18 July 2012

What What (In the Yudt)

In my what?  Okay.

The title of the blog is slowly becoming a misnomer.  Mostly for the fact that I rarely collaborate with others on food (nor write for that matter).  At times it's more like Eats with Skipper, which is what nearly every Wednesday for a good month or so was.  It started with my trivia group meeting at Maya's Taqueria for the $1 taco happy hour before heading off to trivia because we, sadly, had bored of the Shack's regular menu.  It's good food but after two years of almost weekly attendance, it was no longer something to look forward to. After a few weeks of pre-trivia visits to Maya's, I threw it out that I should just make tacos for us before trivia, and it was a done deal. The first couple times were traditional Mexican-styled tacos, but then I decided to see what I could make work in taco form and then make my friends eat it.  With that, I give you the banh mí taco eaten by Dennis Yudt pictured below.

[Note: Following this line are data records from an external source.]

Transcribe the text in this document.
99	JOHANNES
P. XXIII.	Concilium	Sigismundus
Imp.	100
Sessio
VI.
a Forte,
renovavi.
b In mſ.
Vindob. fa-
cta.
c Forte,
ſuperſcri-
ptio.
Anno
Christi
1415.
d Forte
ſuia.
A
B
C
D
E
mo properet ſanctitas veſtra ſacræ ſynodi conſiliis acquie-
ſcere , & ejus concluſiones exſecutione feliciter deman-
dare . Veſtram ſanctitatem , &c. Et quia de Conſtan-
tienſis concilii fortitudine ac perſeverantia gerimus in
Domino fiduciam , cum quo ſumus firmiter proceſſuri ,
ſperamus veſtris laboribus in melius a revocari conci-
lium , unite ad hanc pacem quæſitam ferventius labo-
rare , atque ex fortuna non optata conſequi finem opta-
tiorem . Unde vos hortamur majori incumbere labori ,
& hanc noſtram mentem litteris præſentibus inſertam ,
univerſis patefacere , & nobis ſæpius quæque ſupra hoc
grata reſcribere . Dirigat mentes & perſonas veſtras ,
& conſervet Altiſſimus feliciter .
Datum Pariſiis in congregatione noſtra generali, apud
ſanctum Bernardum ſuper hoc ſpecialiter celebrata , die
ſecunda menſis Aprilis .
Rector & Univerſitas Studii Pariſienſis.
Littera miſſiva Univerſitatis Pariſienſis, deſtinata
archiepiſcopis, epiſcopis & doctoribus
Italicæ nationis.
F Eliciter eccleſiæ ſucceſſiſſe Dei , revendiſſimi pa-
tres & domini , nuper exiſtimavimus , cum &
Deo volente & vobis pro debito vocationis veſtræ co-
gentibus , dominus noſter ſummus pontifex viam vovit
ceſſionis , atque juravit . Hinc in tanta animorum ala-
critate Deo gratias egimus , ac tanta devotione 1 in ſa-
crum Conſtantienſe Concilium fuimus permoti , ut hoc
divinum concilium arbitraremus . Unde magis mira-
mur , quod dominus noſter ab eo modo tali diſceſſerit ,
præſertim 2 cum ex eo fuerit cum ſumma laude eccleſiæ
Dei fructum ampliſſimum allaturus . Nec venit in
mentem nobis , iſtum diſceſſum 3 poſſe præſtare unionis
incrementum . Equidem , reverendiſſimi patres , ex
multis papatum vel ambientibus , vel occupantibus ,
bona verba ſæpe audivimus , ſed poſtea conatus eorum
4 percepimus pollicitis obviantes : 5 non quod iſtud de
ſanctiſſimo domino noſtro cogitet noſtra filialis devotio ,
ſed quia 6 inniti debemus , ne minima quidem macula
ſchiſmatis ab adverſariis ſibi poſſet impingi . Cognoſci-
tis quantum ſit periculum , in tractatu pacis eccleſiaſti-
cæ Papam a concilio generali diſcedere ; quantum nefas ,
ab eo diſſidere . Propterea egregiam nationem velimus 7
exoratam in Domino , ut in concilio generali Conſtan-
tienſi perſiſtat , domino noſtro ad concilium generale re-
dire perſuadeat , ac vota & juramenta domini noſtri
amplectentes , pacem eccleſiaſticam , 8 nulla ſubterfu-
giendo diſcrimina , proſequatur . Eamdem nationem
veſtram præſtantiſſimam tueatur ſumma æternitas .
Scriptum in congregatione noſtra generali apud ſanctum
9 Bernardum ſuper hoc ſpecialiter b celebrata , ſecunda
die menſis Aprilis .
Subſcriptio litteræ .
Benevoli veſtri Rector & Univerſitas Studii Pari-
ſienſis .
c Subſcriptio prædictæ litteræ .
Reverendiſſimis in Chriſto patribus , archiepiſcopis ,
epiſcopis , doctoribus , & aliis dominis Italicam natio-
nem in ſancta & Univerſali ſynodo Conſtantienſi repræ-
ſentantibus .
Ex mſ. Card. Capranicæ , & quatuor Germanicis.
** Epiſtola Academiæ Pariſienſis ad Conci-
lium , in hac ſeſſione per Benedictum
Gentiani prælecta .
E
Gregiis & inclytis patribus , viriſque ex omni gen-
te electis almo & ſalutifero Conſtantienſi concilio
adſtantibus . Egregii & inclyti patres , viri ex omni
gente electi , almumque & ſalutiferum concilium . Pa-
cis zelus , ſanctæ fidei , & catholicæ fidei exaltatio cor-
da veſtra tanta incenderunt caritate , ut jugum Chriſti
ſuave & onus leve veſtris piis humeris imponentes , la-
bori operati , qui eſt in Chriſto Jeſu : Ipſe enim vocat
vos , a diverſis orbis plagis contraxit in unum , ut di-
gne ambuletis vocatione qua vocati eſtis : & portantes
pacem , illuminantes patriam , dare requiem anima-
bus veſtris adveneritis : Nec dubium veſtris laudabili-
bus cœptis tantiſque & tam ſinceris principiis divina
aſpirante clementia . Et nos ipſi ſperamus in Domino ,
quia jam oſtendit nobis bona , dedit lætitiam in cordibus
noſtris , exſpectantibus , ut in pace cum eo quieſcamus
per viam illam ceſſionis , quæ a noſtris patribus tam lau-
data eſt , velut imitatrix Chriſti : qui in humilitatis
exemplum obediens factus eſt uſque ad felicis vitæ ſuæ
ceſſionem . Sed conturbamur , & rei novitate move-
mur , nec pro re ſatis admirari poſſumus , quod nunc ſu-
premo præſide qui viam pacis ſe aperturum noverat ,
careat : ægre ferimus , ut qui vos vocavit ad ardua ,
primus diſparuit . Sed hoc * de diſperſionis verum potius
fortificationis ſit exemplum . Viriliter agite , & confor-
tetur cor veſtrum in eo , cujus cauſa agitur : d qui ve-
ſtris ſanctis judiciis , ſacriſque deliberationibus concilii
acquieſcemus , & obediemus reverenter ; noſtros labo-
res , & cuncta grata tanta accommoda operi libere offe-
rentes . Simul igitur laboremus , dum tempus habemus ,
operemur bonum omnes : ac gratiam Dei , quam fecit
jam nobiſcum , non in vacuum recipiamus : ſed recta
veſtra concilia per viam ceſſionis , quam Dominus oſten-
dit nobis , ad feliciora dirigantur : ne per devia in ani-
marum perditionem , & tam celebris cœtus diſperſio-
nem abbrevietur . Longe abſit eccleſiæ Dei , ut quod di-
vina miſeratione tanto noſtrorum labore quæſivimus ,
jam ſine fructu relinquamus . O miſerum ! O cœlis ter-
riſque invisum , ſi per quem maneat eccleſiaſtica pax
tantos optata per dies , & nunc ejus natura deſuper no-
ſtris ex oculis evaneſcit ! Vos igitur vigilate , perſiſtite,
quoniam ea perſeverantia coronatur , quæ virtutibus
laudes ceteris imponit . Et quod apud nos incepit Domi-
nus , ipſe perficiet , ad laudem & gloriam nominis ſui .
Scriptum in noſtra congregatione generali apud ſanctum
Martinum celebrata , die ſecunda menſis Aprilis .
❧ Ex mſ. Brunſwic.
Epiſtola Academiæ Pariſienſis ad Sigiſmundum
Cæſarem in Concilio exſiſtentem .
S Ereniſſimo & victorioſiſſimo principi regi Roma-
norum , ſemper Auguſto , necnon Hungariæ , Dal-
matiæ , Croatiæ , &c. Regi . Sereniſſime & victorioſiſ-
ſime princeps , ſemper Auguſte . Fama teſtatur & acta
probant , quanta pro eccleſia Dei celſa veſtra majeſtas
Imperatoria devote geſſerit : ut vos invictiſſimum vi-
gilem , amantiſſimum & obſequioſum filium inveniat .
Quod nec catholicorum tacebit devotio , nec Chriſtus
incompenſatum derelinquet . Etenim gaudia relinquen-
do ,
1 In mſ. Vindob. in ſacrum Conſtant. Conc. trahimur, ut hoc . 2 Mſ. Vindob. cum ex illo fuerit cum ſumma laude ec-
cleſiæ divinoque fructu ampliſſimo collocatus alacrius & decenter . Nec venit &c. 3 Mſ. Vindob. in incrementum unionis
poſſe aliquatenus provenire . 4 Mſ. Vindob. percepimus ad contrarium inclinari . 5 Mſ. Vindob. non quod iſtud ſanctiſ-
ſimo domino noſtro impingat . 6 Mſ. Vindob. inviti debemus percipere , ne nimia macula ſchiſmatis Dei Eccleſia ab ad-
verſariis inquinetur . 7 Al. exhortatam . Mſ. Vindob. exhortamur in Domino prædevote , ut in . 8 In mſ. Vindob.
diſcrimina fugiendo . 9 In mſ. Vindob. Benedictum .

It's your standard taco-sized white corn tortilla but with the ingredients of a traditional banh mí variation set inside: grilled lemongrass chicken, sliced jalapeño fruit, and do chua pickle mix.

Before grilling the chicken, marinate it at least four hours with the following blended ingredients:

2 stalks lemongrass
3 cloves garlic
1-2 inch piece ginger
2-5 Thai chilis (to taste)
6 oz coconut milk (about half of a can)
Juice of one juicy lime
3 tbs soy sauce
2 tbs fish sauce
2 tbs brown sugar

For the do chua (which just means "by souring" and pronounced "doh joo-uh"), I added sliced celery to the conventional daikon and carrot simply because it was in the refrigerator, and I didn't have cu kieu or pickled shallots on hand to "french" it up.  First draw the water out of the sliced vegetables by tossing them with about a teaspoon of salt, and leave the mix in a colander for 5-10 minutes.  Then rinse and pat dry.  Make the following brine mixture, and allow it to absorb the brine for about an hour by rule of thumb for quick pickling:

1 cup water
1 cup white vinegar
1/2 cup sugar

I've found that 30 minutes is enough time before using it.  This can be used for a few days, but I don't like the texture after three days.

Finally, you go and buy a $100 mandolin, adjust it to the slimmest slice setting, and slice one jalapeño and frugally divide it among your friends' tacos.

No great shakes unless you like banh mí, that is.

1 comment:

undercover caterer said...

I love this idea. Two of my favorite foods!